Au-delà d'une référence à des principes doctrinaux assez abstraits, comme l'autonomie financière ou le dialogue démocratique entre l'autorité publique et le citoyen contribuable, quatre raisons demandent que les collectivités territoriales disposent d'un pouvoir de décision sur des recettes fiscales.

La première est l'enracinement des politiques locales dans l'économie et la société, d'où elles tirent leurs moyens et qu'elles ont donc intérêt à faire prospérer.

La seconde raison vient de ce que les collectivités locales assument des engagements à long terme : recrutement d'agents, équipements, services publics, emprunts. Pour maîtriser le temps long, elles doivent disposer de ressources pérennes, ajustables face aux inévitables aléas.

La troisième raison tient au fait qu'une forte proportion des dépenses, formellement décidées dans le budget, sont contraintes parce que leur évolution résulte de facteurs qui ne sont pas ou peu dans la main des responsables locaux : dépenses sociales des départements et CCAS, établissements d'enseignement, dégradation de la voirie, coûts de l'énergie, taux des emprunts, charges salariales, normes nouvelles... Compenser certaines hausses par des économies sur d'autres postes est le quotidien de tout gestionnaire, mais l'exercice a ses limites vu la rigidité inhérente à beaucoup de charges. Ce besoin de flexibilité, amplifié par les disparités démographiques, géographiques ou sociologiques entre collectivités, ne peut être satisfait que par l'impôt.

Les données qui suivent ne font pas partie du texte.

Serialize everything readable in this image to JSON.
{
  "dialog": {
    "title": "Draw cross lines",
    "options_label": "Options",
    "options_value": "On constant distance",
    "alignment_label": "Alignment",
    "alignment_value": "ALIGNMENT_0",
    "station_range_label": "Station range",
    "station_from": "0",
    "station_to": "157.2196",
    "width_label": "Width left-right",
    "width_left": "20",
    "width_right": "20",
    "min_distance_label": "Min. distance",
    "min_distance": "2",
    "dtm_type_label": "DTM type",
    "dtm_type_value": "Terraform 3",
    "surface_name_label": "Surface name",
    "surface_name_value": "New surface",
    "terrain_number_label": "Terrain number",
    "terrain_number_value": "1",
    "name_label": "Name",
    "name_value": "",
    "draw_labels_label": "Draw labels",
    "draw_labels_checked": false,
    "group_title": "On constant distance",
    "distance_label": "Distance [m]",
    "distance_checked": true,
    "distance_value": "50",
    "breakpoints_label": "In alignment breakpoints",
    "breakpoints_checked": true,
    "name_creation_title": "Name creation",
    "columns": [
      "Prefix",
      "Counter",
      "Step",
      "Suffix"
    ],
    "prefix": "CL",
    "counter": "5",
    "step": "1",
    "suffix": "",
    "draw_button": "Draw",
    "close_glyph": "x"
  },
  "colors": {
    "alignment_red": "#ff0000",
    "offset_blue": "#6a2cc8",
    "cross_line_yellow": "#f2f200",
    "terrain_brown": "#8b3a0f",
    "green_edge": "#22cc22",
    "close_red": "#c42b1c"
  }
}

La quatrième raison est que, faute de fiscalité locale, il faudrait davantage de fiscalité d'Etat, ce que celui-ci a du mal à décider et qui entraîne dès lors de graves perturbations dans le financement public. Les compensations versées par l'Etat en cas de suppressions d'impôts locaux sont réparties dans les lois de finances sous diverses présentations qui rendent la matière assez obscure. La fraction de TVA compensant la baisse de CVAE a, par exemple, tous les airs d'une dotation modulée selon des critères liés à l'évolution de cet impôt. Certains concours de l'Etat sont dans les dépenses budgétaires de ministères. S'ajoutent les aides temporaires ou spéciales en matière de transition écologique ou de filets de sécurité pour les dépenses d'énergie, etc.

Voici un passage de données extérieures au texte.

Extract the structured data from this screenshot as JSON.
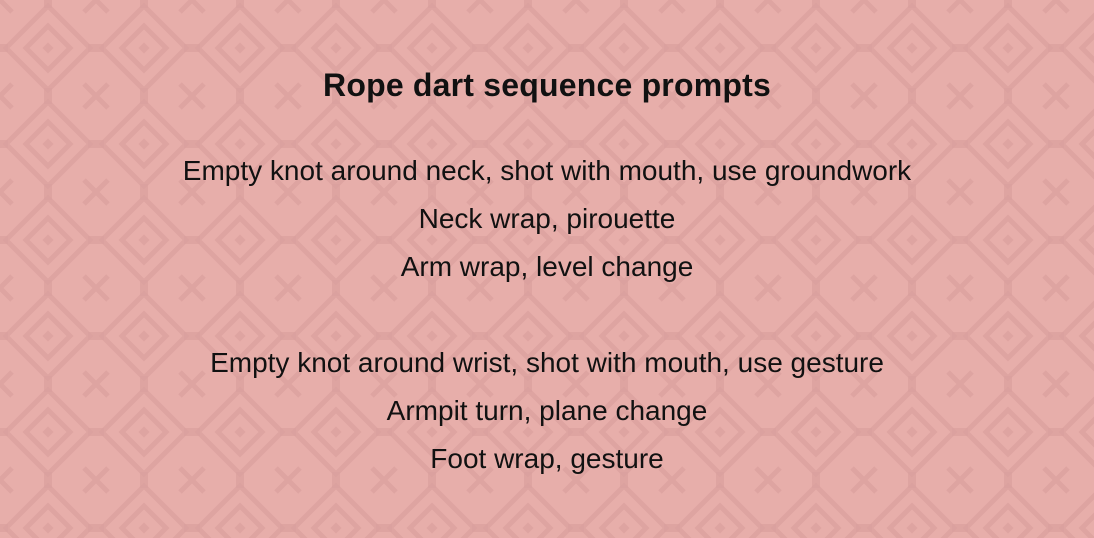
{
  "colors": {
    "background": "#e7aeaa",
    "pattern": "#dba09d",
    "text": "#111111"
  },
  "title": "Rope dart sequence prompts",
  "sequences": [
    {
      "lines": [
        "Empty knot around neck, shot with mouth, use groundwork",
        "Neck wrap, pirouette",
        "Arm wrap, level change"
      ]
    },
    {
      "lines": [
        "Empty knot around wrist, shot with mouth, use gesture",
        "Armpit turn, plane change",
        "Foot wrap, gesture"
      ]
    }
  ]
}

Les principales dotations figurent dans les prélèvements sur recettes de l'Etat, technique reconnue par la LOLF (art. 6 : Un montant déterminé de recettes de l'Etat peut être rétrocédé directement au profit des collectivités territoriales), qui sont inscrits dans les lois de finances sans être des dépenses budgétaires de l'Etat. Ils comportent deux lignes, une au profit des collectivités territoriales (45,59Md€) et une au profit de l'Union Européenne (24,99Md€) représentant 70,58 Md€ pour un total de recettes de l'Etat de 359Md€, soit 20%. Cette modalité devrait être systématique chaque fois que l'on est dans une logique de partage des recettes publiques.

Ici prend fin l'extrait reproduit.